Thredgold’s remarks were made to a crowd of business leaders who gathered inside the Carson Valley Inn Tuesday morning for a breakfast meeting hosted by the Northern Nevada Development Authority and the Carson Valley Chamber of Commerce. Thredgold focused most of the presentation on national and global economic trends.
“About half of the states in the country have begun to add jobs in the last 12 months and Nevada, I would suggest, will see that change taking place early next year,” Thredgold said, adding job growth will begin “turning positive month over month in about the first quarter and year over year … perhaps by the second quarter (in 2011).”
Thredgold said Nevada, currently with the nation’s highest unemployment rate of 14.5 percent, may see positive job growth if more businesses from California consider moving east.
“As you know California shoots itself in the foot about every 10 years and fuels economic growth in a dozen states, and Northern Nevada can continue to draw talented people and their money and their businesses away from this crazy-run state of California,” he said.
Elliott Parker, the chairman of the department of economics at the University of Nevada, Reno, said the U.S. economy has been recovering at a slow pace for about a year.
“I think Nevada appears to have stopped its slide on many measures, and we are now, ‘bouncing along the bottom,’ so maybe we will start to follow the rest of the country,” Parker said in an e-mail, adding California has created about 125,000 jobs since January, while Nevada has lost about 42,000.

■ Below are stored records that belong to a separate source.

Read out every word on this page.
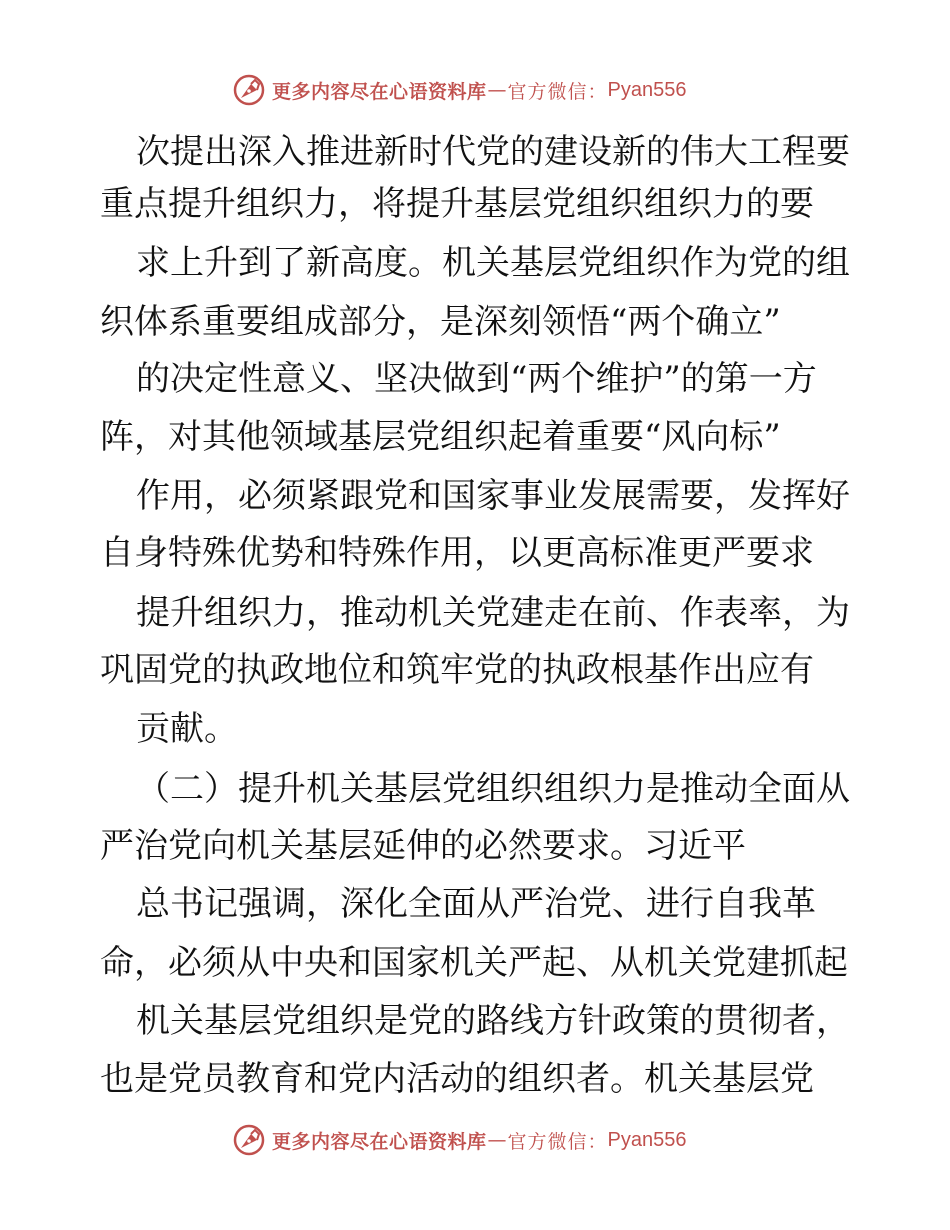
更多内容尽在心语资料库 — 官方微信： Pyan556
次提出深入推进新时代党的建设新的伟大工程要
重点提升组织力，将提升基层党组织组织力的要
求上升到了新高度。机关基层党组织作为党的组
织体系重要组成部分，是深刻领悟“两个确立”
的决定性意义、坚决做到“两个维护”的第一方
阵，对其他领域基层党组织起着重要“风向标”
作用，必须紧跟党和国家事业发展需要，发挥好
自身特殊优势和特殊作用，以更高标准更严要求
提升组织力，推动机关党建走在前、作表率，为
巩固党的执政地位和筑牢党的执政根基作出应有
贡献。
（二）提升机关基层党组织组织力是推动全面从
严治党向机关基层延伸的必然要求。习近平
总书记强调，深化全面从严治党、进行自我革
命，必须从中央和国家机关严起、从机关党建抓起
机关基层党组织是党的路线方针政策的贯彻者，
也是党员教育和党内活动的组织者。机关基层党
更多内容尽在心语资料库 — 官方微信： Pyan556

“Having our huge neighbor start to recover will eventually have a positive effect on us,” he said. “No surprise our high unemployment rate is pushing people to move elsewhere. And I do agree that Northern Nevada is better placed than the South at the moment.”
Parker also cautioned, “if the Legislature and/or the governor take an ax to higher education again, all bets are off.”
Thredgold said the national economy is expected to grow at a “mediocre” rate of about 2.5 percent to 3 percent through 2011 as a result of anxieties about real estate markets, near double-digit unemployment and projected national deficits of about $1 trillion.
He also noted that job growth nationwide is sluggish with about 100,000 jobs added a month, fewer than the 140,000 new jobs required to keep up with increases in the labor force.
Thredgold said rates for 30-year fixed mortgages, currently under 5 percent, may begin to increase as a result of long-term interest rates inching up after the Federal Reserve announced its plan last week to buy $600 billion in government bonds and assets.
“I recognize that one out of every four homeowners in this country is underwater on their mortgage and seven out of 10 homeowners in Nevada are underwater on their mortgage,” he said. “But if you have the ability to refinance or have the ability to finance a new home … the timing is extraordinary.”